Es ist der Herbst 1980, ich trampe gen Süden. Von Wuppertal geht es über München, durch Österreich und Jugoslawien, bis nach Athen, dann weiter mit dem Schiff nach Kreta. In einer österreichischen Gaststätte, es ist bitterkalt, legt mir ein Sannyasin die Karten. Eine sticht heraus: «The Hermit», der Einsiedler, die Suche nach dem eigenen Lebensweg.
Ich habe Glück und erwische einen holländischen LKW, der nach Griechenland fährt. Hank, der Fahrer, ist nett, er lädt mich zum Essen ein, lässt mich mit in der Fahrerkabine schlafen, hinter den Sitzen, zwei Betten, übereinander. Morgens frisch gebrühter Kaffee, Musik aus dem Kassettenrecorder.
Eine schier endlose Fahrt durch Jugoslawien beginnt, über den mörderischen, völlig überlasteten Autoput. Der gesamte Verkehr nach Asien, Türkei, Iran, Naher Osten und Griechenland läuft über diese streckenweise nur zweispurige Landstrasse. Ständige riskante Überholmanöver – unser Lkw hat Chemikalien geladen – alle paar Kilometer zerstörte, manchmal ausgebrannte Autowracks am Fahrbahnrand.
Im Gegensatz zur zurückliegenden Tortur, erscheint die nordgriechische Grenze fast wie das Tor zum Paradies.
Völlig übermüdete Familienväter in überladenen Autos, auf dem Weg in die Türkei, dann starker Regen, schlechte Sicht. Bei einbrechender Dunkelheit kreuzen kleine Fiats mit kaputten Scheinwerfern und unbeleuchtete Pferdefuhrwerke unseren Weg, Angst nicht anzukommen.
Pausen auf dreckigen, schlecht beleuchteten, unfreundlichen Parkplätzen. Wir essen sozialistisches Einerlei der staatlich betriebenen Raststätten, in manchen WCs schiessen Wasserfontänen aus den Wänden, weil die Waschbecken und Pissoirs oft zerschlagen oder geklaut sind. Auf dem Autoput ist ziemlich alles so, wie es der Name nahelegt.
In Mazedonien, damals noch ein Teil Jugoslawiens, wird es ruhiger, der Asienverkehr ist abgebogen, jetzt nur noch der Griechenlandverkehr. Zwischen Bergrücken mäandert die Strasse wunderschön an einem Fluss entlang.
Im Gegensatz zur zurückliegenden Tortur, erscheint die nordgriechische Grenze fast wie das Tor zum Paradies. Es ist warm geworden, die Luft ist gut, es duftet nach Zypressen, bald taucht leuchtend blau das Meer auf. Ab jetzt nur noch nagelneue Autobahnen, gutes Essen und freundliche Menschen.

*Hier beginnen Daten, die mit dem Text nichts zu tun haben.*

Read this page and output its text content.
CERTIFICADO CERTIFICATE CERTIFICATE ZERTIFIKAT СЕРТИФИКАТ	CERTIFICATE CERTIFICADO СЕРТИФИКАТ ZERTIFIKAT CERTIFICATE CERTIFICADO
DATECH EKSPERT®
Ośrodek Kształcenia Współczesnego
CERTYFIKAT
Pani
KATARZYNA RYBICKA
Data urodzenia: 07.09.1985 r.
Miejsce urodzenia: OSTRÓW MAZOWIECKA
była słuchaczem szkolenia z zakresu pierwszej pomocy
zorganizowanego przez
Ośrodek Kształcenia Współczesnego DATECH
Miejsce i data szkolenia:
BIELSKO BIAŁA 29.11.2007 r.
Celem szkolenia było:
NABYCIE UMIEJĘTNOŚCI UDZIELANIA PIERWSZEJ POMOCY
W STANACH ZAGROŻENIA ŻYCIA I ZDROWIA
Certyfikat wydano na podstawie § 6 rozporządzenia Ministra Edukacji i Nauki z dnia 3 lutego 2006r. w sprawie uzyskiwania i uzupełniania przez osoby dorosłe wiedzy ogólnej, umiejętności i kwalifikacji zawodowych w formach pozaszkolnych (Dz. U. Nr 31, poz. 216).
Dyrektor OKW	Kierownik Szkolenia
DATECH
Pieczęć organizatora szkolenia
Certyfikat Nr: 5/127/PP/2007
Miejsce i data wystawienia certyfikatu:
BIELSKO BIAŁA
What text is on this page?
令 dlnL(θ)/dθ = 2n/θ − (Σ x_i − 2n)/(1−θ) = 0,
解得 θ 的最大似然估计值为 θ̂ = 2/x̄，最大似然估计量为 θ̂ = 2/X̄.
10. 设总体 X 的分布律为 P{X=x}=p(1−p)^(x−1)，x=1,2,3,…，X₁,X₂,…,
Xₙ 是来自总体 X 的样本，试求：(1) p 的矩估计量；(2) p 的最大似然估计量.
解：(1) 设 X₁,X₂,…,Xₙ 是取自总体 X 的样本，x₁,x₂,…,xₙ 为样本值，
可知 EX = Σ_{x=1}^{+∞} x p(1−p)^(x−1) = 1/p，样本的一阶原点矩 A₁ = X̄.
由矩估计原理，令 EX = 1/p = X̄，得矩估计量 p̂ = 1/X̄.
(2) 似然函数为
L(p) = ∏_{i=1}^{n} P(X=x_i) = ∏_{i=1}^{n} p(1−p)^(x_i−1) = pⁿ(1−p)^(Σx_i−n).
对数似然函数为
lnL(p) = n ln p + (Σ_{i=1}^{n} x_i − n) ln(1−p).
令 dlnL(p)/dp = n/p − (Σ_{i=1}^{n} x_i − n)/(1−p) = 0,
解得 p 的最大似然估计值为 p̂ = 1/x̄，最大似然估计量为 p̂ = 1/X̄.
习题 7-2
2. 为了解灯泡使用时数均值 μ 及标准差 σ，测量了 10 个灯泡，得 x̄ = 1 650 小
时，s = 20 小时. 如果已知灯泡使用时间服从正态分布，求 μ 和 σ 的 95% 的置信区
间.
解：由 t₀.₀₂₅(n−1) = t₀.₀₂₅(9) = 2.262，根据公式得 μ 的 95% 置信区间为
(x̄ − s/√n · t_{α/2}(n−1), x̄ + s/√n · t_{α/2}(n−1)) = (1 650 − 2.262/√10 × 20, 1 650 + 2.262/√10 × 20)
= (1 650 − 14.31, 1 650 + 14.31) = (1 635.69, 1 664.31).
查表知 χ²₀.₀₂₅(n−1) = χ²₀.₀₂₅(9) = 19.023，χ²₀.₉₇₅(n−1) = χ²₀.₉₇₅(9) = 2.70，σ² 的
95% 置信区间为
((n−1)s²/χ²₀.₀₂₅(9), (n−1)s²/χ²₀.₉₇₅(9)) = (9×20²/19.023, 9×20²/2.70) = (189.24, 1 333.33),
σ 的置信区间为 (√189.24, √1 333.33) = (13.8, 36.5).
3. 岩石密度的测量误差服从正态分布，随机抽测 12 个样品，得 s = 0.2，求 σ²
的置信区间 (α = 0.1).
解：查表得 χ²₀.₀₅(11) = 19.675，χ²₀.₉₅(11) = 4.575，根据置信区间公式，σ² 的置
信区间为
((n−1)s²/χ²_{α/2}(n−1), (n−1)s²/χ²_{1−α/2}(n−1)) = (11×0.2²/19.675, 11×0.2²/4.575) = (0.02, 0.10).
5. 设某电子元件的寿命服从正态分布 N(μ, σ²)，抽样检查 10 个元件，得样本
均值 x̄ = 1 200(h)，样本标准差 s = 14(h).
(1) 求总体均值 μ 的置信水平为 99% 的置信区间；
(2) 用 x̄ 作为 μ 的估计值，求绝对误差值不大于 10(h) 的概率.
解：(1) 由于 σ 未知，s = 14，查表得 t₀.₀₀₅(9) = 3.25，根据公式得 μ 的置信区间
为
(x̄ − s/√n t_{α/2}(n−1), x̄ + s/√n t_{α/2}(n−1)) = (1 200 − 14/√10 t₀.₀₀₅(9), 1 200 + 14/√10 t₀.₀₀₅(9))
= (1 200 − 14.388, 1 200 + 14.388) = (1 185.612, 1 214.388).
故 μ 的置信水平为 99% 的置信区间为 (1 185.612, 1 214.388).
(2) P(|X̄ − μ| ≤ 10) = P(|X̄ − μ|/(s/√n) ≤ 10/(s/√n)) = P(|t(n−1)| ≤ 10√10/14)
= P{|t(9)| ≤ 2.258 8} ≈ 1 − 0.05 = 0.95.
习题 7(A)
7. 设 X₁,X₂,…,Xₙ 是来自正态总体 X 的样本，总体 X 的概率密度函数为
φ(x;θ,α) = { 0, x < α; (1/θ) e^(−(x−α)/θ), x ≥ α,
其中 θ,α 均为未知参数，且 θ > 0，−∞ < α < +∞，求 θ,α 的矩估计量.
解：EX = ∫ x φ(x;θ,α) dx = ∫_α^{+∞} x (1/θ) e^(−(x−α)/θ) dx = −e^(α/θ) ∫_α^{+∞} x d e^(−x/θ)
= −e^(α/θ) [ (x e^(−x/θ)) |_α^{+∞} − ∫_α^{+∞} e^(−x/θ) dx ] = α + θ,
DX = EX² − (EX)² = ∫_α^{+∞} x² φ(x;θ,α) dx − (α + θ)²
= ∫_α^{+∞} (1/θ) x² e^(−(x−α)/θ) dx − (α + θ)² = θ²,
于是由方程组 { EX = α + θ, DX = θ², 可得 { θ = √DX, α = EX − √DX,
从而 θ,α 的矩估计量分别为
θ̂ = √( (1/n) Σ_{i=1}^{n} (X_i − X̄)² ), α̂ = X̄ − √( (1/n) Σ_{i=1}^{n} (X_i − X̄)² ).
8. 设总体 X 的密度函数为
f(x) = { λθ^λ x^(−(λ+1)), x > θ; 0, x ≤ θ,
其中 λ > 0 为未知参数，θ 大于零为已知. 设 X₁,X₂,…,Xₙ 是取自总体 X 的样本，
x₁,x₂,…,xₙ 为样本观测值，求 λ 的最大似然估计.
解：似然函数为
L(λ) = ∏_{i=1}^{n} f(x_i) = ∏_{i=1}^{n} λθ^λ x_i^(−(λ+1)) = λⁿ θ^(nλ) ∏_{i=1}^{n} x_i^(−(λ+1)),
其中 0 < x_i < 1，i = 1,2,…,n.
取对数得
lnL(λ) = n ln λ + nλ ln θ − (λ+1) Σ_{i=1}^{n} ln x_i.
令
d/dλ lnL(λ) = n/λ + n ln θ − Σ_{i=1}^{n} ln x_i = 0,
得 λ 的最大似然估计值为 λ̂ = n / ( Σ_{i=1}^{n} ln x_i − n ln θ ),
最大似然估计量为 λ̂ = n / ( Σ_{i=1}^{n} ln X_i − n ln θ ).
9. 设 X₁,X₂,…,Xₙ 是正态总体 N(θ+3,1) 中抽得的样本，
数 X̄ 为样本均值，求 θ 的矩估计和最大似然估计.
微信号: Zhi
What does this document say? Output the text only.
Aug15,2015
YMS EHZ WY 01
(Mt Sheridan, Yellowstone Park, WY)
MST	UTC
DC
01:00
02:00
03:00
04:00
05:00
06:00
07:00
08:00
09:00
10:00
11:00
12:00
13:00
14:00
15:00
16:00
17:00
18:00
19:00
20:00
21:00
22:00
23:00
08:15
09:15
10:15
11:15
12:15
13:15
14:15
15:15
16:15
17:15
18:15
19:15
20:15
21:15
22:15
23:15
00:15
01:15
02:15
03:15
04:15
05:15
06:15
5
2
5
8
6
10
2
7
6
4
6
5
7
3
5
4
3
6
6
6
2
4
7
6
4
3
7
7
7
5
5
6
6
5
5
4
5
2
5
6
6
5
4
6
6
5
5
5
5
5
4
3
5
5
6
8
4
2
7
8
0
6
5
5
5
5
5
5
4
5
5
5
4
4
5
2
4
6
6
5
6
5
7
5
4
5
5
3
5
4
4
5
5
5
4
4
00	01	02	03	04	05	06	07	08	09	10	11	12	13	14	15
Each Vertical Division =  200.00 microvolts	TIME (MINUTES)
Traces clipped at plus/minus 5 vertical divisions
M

Die Aufnahme in die Europäische Gemeinschaft steht kurz bevor. Durch Wirtschafts- und Strukturhilfen und den zunehmenden Tourismus geht es wirtschaftlich aufwärts, das Land macht sich mit viel Hoffnung auf in die 1980er-Jahre. Nach der dunklen Zeit der Militärdiktatur und den Jahren des Übergangs, kommt jetzt der grosse Sprung nach vorne. Endlich, Griechenland!